山内は、1947年頃から口頭でサケ類が東日本の縄文文化で注意すべき食料資源だと指摘していたが、1964年になってこの理論を文章化した[1]。
山内は、東日本とくに北日本の河川にサケが遡上し、アイヌが食料として獲得すること、﹃延喜式﹄には信濃国から鮭が貢納されていた記録があることに注目し、北アメリカの太平洋沿岸のインディアンは遡上するサケを保存食料とし、アジア東岸の原住民も同様で、東北地方はその南端であると指摘した。さらに、関東地方の縄文文化がカリフォルニアのインディアンと同じようにドングリなど堅果類を食糧の中心においていたことに注目し、植生が違いドングリに多くを期待できない北日本の縄文文化が、カリフォルニア・インディアンの北に居住する北西海岸インディアンの生活に類似した文化をもつと考えたのである。また、東日本の縄文時代の遺跡数が、西日本のそれと比べてはるかに多いのは、東西日本の食料資源の優劣によるものと説明した[2]
補強と反論[編集]
このような﹁サケ・マス論﹂は、縄文文化の東と西の差異を説明するために説明されてきたが、実際には縄文時代の貝塚からサケ類の骨が出土することは極めてまれであった。山内自身はその原因について、サケ類の骨を粉末にして保存した可能性を指摘している。また、ほかの研究者からは次のような説もあげられている。
(一)サケの骨は軟骨なので残りにくい。
(二)再生を願って骨などを海に戻した。
(三)保存食料として加工したため、変質して弱くなった。
(四)保存食料として1回あたりの消費量が少ないため、検出される機会が少なくなった。
(五)頭から尾まですべて食べられた。
(六)貝塚とは離れた場所で保存処理がされるので川筋に沿ったキャンプ地に骨が残される。

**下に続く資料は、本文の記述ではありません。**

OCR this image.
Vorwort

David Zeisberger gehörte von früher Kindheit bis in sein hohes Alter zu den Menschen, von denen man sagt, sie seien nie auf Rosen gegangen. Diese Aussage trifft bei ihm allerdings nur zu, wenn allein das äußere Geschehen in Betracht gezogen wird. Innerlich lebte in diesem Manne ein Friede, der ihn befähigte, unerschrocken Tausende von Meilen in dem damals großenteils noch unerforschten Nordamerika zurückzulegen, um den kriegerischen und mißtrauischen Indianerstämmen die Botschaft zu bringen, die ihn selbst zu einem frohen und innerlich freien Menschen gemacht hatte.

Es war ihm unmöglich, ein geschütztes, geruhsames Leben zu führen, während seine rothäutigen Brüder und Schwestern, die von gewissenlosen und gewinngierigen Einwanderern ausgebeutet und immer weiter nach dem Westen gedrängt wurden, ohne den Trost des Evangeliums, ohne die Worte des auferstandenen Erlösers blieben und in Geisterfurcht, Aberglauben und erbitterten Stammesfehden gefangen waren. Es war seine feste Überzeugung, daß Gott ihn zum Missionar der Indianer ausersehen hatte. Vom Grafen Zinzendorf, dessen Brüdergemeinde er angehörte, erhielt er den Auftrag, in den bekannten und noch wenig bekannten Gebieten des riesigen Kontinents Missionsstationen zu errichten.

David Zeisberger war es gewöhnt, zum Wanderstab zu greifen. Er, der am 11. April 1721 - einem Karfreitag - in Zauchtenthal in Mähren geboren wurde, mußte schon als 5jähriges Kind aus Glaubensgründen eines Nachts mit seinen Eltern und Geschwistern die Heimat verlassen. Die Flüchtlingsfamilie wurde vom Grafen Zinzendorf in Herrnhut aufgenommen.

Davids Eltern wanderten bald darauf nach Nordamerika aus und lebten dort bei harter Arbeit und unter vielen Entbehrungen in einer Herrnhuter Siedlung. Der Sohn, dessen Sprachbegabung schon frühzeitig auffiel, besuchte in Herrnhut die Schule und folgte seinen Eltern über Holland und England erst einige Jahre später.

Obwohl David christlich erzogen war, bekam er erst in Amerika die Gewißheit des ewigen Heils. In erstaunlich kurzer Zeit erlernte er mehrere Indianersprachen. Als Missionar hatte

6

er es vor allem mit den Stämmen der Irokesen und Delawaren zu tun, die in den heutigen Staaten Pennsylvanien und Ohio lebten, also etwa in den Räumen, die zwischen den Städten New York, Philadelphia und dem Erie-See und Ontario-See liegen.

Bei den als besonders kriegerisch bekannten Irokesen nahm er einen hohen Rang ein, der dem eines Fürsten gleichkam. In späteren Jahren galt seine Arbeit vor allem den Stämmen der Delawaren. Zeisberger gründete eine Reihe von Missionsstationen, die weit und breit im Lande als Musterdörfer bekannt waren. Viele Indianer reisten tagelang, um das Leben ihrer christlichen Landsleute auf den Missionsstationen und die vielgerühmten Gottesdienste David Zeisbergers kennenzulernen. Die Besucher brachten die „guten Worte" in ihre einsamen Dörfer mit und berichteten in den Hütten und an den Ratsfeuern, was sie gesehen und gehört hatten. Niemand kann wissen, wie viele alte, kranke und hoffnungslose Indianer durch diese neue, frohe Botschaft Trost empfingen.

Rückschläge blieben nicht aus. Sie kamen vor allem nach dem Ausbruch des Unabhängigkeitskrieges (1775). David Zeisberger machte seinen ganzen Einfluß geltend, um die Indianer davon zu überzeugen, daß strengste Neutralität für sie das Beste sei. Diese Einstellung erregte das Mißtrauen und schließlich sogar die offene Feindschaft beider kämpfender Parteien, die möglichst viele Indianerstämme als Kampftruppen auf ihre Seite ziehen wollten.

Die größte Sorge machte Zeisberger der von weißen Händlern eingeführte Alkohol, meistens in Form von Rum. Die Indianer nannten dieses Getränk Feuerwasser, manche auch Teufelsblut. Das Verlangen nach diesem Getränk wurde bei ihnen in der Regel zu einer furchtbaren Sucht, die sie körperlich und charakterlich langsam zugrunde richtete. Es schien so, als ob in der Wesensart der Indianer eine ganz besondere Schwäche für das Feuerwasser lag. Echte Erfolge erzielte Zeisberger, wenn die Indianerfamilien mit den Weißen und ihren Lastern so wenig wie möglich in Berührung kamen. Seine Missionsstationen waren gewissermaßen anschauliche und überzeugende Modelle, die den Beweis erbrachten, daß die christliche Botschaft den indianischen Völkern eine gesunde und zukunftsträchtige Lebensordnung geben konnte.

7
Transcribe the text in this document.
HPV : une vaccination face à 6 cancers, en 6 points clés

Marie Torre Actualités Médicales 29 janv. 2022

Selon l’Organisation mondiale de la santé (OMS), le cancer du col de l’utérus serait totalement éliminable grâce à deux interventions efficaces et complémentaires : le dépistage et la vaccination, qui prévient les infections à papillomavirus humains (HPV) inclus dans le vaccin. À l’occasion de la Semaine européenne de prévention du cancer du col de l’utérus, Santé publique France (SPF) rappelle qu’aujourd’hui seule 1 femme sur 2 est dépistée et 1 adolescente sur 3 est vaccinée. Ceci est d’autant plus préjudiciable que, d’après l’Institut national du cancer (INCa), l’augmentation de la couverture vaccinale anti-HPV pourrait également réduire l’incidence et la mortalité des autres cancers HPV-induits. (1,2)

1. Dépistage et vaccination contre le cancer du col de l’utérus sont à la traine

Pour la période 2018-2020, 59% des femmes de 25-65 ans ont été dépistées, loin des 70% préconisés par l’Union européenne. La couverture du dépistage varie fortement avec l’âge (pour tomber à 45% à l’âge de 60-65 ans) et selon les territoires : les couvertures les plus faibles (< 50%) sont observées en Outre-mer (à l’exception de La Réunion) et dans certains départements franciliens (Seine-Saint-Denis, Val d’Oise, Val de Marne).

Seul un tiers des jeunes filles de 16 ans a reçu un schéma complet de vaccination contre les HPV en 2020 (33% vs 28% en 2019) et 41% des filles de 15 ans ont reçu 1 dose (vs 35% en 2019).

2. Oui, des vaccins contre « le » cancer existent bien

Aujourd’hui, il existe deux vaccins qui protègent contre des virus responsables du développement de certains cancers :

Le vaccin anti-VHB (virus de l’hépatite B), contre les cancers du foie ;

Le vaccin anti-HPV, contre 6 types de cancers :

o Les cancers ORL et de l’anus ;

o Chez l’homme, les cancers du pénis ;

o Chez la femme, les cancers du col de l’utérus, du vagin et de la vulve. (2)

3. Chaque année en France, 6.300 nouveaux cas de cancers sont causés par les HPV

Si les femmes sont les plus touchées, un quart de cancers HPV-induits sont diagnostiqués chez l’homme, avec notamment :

当然のことながら、これらの説には多数の反論が寄せられた。しかし、川を満たすほどの魚群の遡上が見過ごされるはずはなく、おそらくサケは当時の人々にとって越冬食糧として重要な意味をもっていたであろうことは十分に考えられる。さらに、近年の調査によって、サケ類の骨が北海道千歳市の美々貝塚、北海道上磯郡知内町湯の里I遺跡、青森県八戸市の赤御堂貝塚、岩手県西磐井郡花泉町の貝鳥貝塚など北海道・東北地方の遺跡で次々と発見され、縄文時代の人々が動物資源のひとつとしてサケ類を利用してきたことが明らかとなりつつあることからも、縄文時代の東日本では食糧の多くをサケ類に依存していたという、山内の説はある程度は正しいものと考えてよいものと思われる。
参考文献[編集]
- ^ 山内清男「日本先史時代概説」 山内清男 編『縄紋式土器』日本原始美術第1巻 講談社 1964年
- ^ 国立民族学博物館教授の小山修三によれば、縄文時代中期の人口密度は東日本が1平方キロメートルあたり約3人であったが、西日本、とくに近畿地方ではわずか0.09人にすぎなかったとしている(小山修三『縄文時代 -コンピューター考古学による復元-』中公新書 1984年)。